Cientos de mujeres, una sola causa. Compartimos habitaciones en el mismo hostal, nos organizamos entre risas y desmañanadas para los turnos de baño y el desayuno en tandas. Compartimos desde el champú hasta las historias más profundas de nuestras vidas. Construimos y reconstruimos discursos, reportes y estrategias, pero también dimos todo en esas noches de Karaoke. En los escenarios, en las mesas de trabajo y en las calles, nuestras voces se escucharon. La entrega fue total: sin jerarquías ni distancias. Todas pusimos manos a la obra, desde la logística hasta la tribuna. Se cargaron arreglos florales, se levantaron estructuras, se colgaron lonas y, cuando llegó el momento, se dejó el alma en cada intervención. Fue un evento fabricado, acuerpado y enriquecido por todas. Tal vez hubo fallas, faltaron protocolos y se desafió la rigidez institucional. Pero justamente eso hizo a la Cumbre legendaria.
Lo construido, no surgió de teoría vacía, ni de miradas externas. Fue producto del conocimiento situado. Aquel originado de nuestras propias experiencias, territorios, lenguajes y entornos. De quienes, con valentía y compromiso, defienden todos los días derechos en los espacios digitales. Es el saber nacido en la resistencia cotidiana, en los acompañamientos, en la lucha por leyes que verdaderamente nos protejan a todas. Es el conocimiento desafiante de lo establecido, porque no se queda en la denuncia, cobra vida propia para transformar el miedo en acción, el aislamiento en comunidad y la censura en nuevas narrativas de poder.
Desde esta nueva Olimpia, las defensoras forjan sus propias armas: política, legislación, acompañamiento, litigio y digitalización con perspectiva feminista. Como el fuego prometéico, la Ley Olimpia trasciende sus fronteras de origen para dar luz en las sombras donde la impunidad antes reinaba. Pero el patriarcado, como la hidra, muta, se regenera y encuentra nuevas formas de agresión. La inteligencia artificial perfecciona nuevas violencias y el sistema sigue con esa programación de códigos de exclusión. Sin embargo, la resistencia también se reinventa.

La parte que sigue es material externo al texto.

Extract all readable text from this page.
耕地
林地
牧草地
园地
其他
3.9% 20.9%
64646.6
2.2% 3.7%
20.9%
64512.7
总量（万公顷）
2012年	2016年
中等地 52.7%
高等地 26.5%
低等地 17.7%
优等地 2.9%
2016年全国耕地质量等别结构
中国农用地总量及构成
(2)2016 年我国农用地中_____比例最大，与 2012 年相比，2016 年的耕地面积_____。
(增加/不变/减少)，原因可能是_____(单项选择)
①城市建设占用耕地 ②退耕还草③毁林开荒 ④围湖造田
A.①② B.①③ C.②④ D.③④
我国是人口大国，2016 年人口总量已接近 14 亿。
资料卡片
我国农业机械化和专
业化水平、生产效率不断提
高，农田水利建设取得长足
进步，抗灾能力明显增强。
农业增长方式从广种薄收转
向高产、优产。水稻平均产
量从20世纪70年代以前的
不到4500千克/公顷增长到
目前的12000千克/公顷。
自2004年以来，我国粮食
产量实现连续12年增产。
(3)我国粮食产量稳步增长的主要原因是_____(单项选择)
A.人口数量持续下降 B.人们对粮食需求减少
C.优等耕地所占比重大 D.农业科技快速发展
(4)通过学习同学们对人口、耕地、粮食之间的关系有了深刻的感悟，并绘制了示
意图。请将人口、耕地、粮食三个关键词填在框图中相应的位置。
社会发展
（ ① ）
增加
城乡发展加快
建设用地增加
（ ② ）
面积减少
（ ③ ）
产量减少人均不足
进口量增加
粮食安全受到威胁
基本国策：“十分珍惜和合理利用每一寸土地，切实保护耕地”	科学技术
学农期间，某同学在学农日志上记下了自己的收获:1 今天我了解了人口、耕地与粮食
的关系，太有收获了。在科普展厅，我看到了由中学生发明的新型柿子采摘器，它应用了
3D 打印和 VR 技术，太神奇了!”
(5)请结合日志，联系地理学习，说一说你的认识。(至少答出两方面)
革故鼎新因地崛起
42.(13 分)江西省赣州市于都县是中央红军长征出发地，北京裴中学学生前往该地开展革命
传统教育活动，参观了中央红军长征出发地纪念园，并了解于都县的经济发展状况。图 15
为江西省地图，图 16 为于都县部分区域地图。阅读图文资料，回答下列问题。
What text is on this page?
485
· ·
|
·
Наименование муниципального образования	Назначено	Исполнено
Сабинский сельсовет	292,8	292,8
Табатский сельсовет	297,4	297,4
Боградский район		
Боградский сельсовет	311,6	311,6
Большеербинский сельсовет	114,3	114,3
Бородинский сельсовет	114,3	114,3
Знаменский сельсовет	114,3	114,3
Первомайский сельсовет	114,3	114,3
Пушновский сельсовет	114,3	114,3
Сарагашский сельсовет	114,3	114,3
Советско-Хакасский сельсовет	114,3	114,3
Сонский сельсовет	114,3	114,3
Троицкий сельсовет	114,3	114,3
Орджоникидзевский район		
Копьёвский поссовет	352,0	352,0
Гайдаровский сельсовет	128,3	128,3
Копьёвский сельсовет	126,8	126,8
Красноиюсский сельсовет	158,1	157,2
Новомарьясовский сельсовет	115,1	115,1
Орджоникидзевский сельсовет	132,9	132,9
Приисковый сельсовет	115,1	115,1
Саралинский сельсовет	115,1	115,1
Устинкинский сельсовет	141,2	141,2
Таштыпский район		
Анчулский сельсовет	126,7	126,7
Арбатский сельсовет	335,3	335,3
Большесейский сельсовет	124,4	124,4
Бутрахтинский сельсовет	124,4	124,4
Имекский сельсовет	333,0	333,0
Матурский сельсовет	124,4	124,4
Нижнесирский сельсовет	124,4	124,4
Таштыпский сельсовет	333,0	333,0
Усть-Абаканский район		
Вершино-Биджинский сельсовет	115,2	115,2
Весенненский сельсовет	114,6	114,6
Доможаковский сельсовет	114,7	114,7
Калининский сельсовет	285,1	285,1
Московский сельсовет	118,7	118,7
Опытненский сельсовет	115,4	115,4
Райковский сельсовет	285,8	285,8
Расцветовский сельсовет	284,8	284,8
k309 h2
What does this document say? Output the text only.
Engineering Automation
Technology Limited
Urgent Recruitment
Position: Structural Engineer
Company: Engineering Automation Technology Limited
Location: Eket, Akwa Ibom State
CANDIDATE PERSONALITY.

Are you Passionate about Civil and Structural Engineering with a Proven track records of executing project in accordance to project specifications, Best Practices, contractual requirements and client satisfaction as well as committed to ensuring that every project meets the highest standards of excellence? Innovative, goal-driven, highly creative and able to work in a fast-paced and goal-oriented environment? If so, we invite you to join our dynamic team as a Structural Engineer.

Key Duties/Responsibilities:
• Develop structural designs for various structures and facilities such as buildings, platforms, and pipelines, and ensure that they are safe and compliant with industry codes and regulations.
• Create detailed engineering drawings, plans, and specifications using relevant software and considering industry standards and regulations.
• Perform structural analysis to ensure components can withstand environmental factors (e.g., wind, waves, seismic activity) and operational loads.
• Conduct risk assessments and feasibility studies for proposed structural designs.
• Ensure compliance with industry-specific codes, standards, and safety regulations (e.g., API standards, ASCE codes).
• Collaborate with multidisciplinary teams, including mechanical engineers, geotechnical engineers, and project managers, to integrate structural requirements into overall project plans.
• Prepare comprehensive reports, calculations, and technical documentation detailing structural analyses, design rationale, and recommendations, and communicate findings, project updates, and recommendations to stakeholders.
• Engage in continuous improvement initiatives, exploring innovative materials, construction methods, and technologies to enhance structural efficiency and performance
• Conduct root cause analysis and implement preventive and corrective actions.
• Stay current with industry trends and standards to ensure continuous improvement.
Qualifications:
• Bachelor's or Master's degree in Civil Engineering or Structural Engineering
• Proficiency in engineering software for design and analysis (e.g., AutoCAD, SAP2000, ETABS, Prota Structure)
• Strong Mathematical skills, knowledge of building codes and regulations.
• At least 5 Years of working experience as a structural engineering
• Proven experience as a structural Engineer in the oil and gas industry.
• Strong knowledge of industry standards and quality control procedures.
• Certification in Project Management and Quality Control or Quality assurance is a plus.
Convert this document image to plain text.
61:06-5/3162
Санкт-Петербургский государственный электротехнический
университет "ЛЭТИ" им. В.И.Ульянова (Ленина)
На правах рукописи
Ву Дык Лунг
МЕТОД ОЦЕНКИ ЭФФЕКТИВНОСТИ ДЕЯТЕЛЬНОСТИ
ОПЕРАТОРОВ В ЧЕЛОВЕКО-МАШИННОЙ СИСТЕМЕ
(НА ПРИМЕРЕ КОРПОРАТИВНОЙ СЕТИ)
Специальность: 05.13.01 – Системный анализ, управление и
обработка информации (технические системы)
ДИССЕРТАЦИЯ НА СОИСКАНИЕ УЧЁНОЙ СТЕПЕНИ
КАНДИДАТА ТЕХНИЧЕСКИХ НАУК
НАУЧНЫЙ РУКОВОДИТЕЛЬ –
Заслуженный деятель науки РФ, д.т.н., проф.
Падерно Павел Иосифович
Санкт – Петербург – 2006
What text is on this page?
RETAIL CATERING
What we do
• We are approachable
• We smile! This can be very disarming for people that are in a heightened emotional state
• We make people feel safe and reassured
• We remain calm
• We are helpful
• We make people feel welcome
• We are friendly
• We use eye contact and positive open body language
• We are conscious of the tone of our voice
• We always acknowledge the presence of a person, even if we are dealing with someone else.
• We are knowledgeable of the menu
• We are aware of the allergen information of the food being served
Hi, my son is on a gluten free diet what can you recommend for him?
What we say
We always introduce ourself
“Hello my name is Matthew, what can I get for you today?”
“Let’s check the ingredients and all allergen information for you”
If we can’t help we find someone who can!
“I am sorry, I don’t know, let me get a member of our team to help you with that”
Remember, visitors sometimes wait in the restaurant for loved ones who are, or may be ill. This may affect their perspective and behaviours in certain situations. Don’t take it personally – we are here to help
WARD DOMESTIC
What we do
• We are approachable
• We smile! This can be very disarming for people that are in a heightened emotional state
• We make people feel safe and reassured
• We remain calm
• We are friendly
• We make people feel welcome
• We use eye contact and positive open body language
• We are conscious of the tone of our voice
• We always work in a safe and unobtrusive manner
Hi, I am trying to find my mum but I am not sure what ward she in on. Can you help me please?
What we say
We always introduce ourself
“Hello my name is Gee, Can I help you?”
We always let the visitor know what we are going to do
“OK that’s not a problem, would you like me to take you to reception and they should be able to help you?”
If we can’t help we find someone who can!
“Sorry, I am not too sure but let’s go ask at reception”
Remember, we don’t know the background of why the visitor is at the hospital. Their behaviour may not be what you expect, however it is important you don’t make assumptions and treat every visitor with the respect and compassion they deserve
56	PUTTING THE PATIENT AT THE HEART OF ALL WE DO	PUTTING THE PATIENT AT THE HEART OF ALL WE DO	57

Si algo nos queda claro después de este evento, es que no basta con defenderse: hay que tomar el control del sistema, reprogramarlo y subvertirlo. Las defensoras digitales no piden un asiento en el Olimpo, desafían frontalmente a la matriz de opresiones que potencia las agresiones. No buscan permiso, toman los espacios. No pretenden negociar con el Imperio Digital, lo están hackeando. Construyen desde el territorio, ese espacio tan virtual como real donde la tecnología se configura como una herramienta feminista de emancipación y justicia. El Olimpo ya no es un dominio exclusivo de los “dioses digitales”. Es un espacio en disputa, y las defensoras digitales están aquí para reclamarlo.